Label intoleran tak menyurutkan langkahnya, ia terus mengomandoi pengikutnya dari jauh. Membangun berbagai narasi yang politis berbungkus agama.
Istilah-istilah agama atau tepatnya istilah Arab ia gunakan agar narasi yang dibangun terkesan sangat Islami.
Meskipun kemudian Prabowo kalah dan selanjutnya bergabung  dengan Jokowi.Â
Nama Rizieq tetap moncer, limpahan pendukung Prabowo yang kecewa dengan pilihan politik Prabowo yang bergabung dengan Jokowi, membuat FPI kebanjiran anggota dan simpatisan baru.
Langkah lain yang cukup cerdik dari Rizieq adalah melembagakan aksi 212 dengan merk dagang Alumni 212.
Secara emosional ini menjadi sebuah ikatan, yang terus memelihara kesetian para peserta aksi demo bela Al Maidah untuk mengikuti Rizieq Shihab.

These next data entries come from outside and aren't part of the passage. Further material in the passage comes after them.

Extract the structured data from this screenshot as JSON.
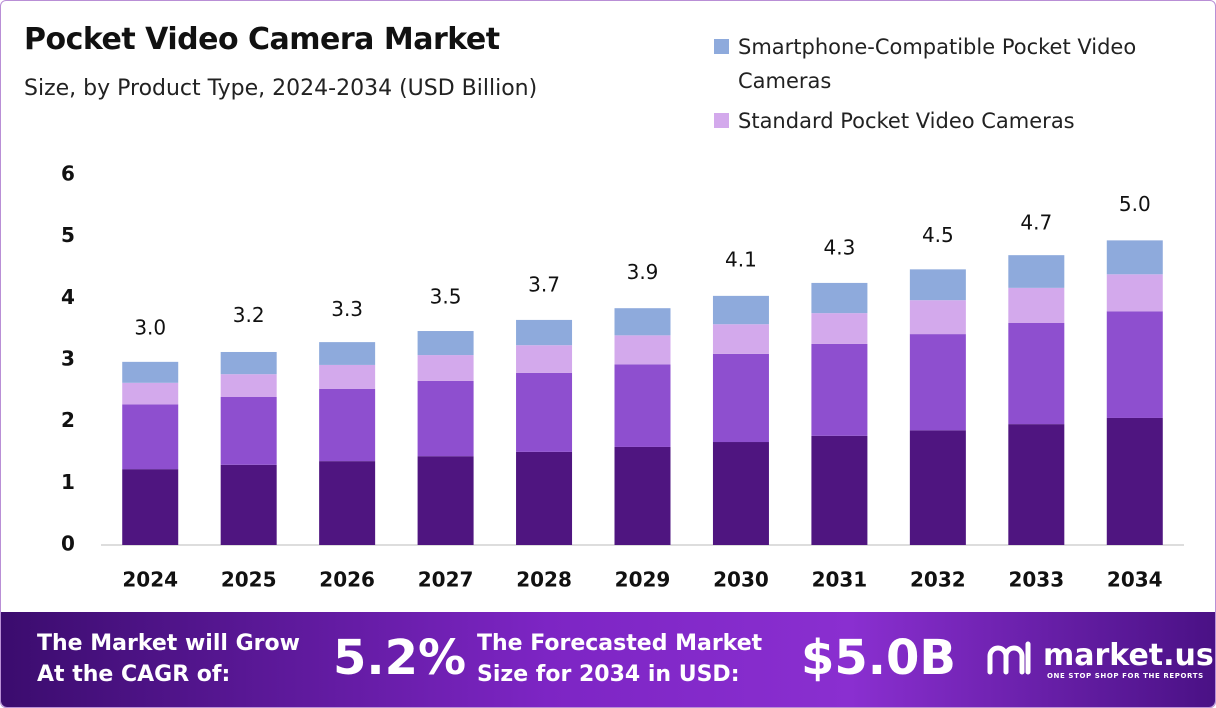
{
  "chart_data": {
    "type": "stacked-bar",
    "title": "Pocket Video Camera Market",
    "subtitle": "Size, by Product Type, 2024-2034 (USD Billion)",
    "categories": [
      "2024",
      "2025",
      "2026",
      "2027",
      "2028",
      "2029",
      "2030",
      "2031",
      "2032",
      "2033",
      "2034"
    ],
    "series": [
      {
        "color": "#4f1580",
        "values": [
          1.23,
          1.3,
          1.36,
          1.44,
          1.51,
          1.59,
          1.67,
          1.77,
          1.86,
          1.96,
          2.06
        ]
      },
      {
        "color": "#8e4fcf",
        "values": [
          1.05,
          1.1,
          1.17,
          1.22,
          1.28,
          1.34,
          1.43,
          1.49,
          1.56,
          1.64,
          1.73
        ]
      },
      {
        "name": "Standard Pocket Video Cameras",
        "color": "#d3a9ec",
        "values": [
          0.35,
          0.37,
          0.39,
          0.42,
          0.45,
          0.47,
          0.48,
          0.5,
          0.55,
          0.57,
          0.6
        ]
      },
      {
        "name": "Smartphone-Compatible Pocket Video Cameras",
        "color": "#8eaadc",
        "values": [
          0.34,
          0.36,
          0.37,
          0.39,
          0.41,
          0.44,
          0.46,
          0.49,
          0.5,
          0.53,
          0.55
        ]
      }
    ],
    "totals": {
      "values": [
        3.0,
        3.2,
        3.3,
        3.5,
        3.7,
        3.9,
        4.1,
        4.3,
        4.5,
        4.7,
        5.0
      ],
      "value_labels": [
        "3.0",
        "3.2",
        "3.3",
        "3.5",
        "3.7",
        "3.9",
        "4.1",
        "4.3",
        "4.5",
        "4.7",
        "5.0"
      ]
    },
    "ylim": [
      0,
      6
    ],
    "yticks": [
      0,
      1,
      2,
      3,
      4,
      5,
      6
    ],
    "grid": false
  },
  "footer": {
    "cagr_text": "The Market will Grow At the CAGR of:",
    "cagr_value": "5.2%",
    "forecast_text": "The Forecasted Market Size for 2034 in USD:",
    "forecast_value": "$5.0B",
    "brand": "market.us",
    "tagline": "ONE STOP SHOP FOR THE REPORTS"
  }
}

Merk dagang ini lah yang kemudian menjadikan posisi tawar Rizieq di kancah perpolitikan nasional melambung tinggi, walaupun ia tak berada di Tanah Air.

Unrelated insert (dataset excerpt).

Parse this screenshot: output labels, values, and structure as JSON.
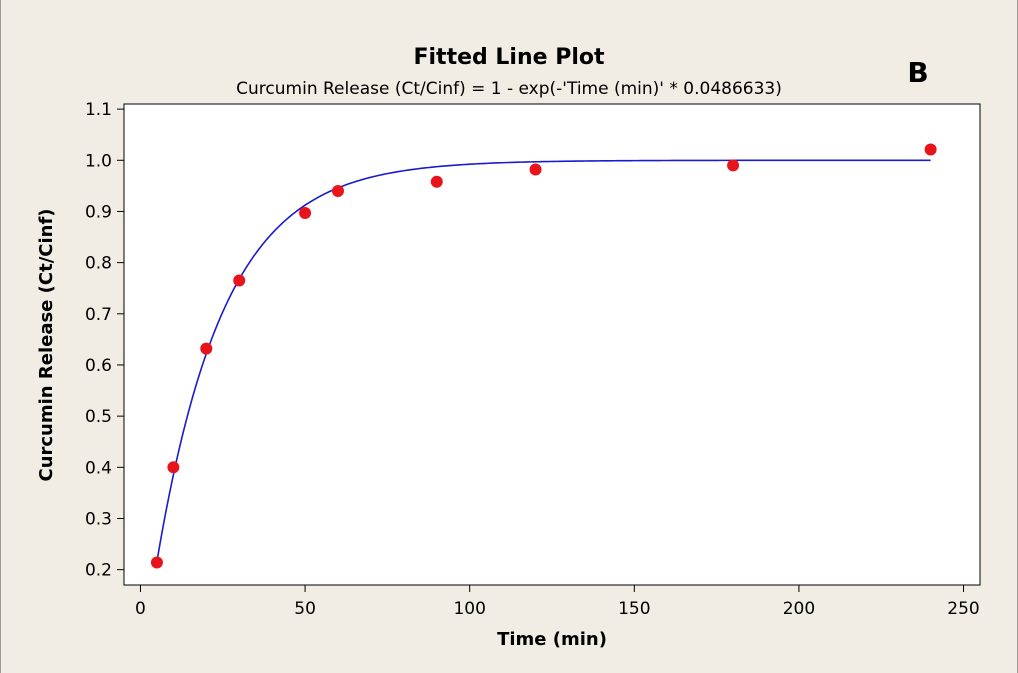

Agar eksistensinya tetap terpelihara, Rizieq dibantu sejumlah sekondannya seperti Syamsul Maarif, Bachtiar Nassir, Yusuf Martak, Â dan beberapa lainnya kerap melakukan aksi unjuk rasa apapun yang sifatnya menentang pemerintah, tak peduli apapun topiknya.
Rizieq sesekali nongol lewat video call yang disiarkan secara langsung dihadapan para pendukungnya.
Berbagai pendekatan komunikasi yang dilakukan oleh Rizieq Shihab dan kawan-kawan kemudian membuat media terbawa arus pragmatis yang diinginkan oleh mereka.
Nama Rizieq terus berada dipermukaan untuk diperbincangkan, bagaimana ia membangun narasi kabar kepulangannya menjadi santapan media meskipun 6 kali kabar Rizieq pulang tak jadi nyata.
Baru kali ke 7 kabar Rizieq pulang nyata adanya, hal ini akhirnya mampu membangkitkan euforia bagi para pengikutnya.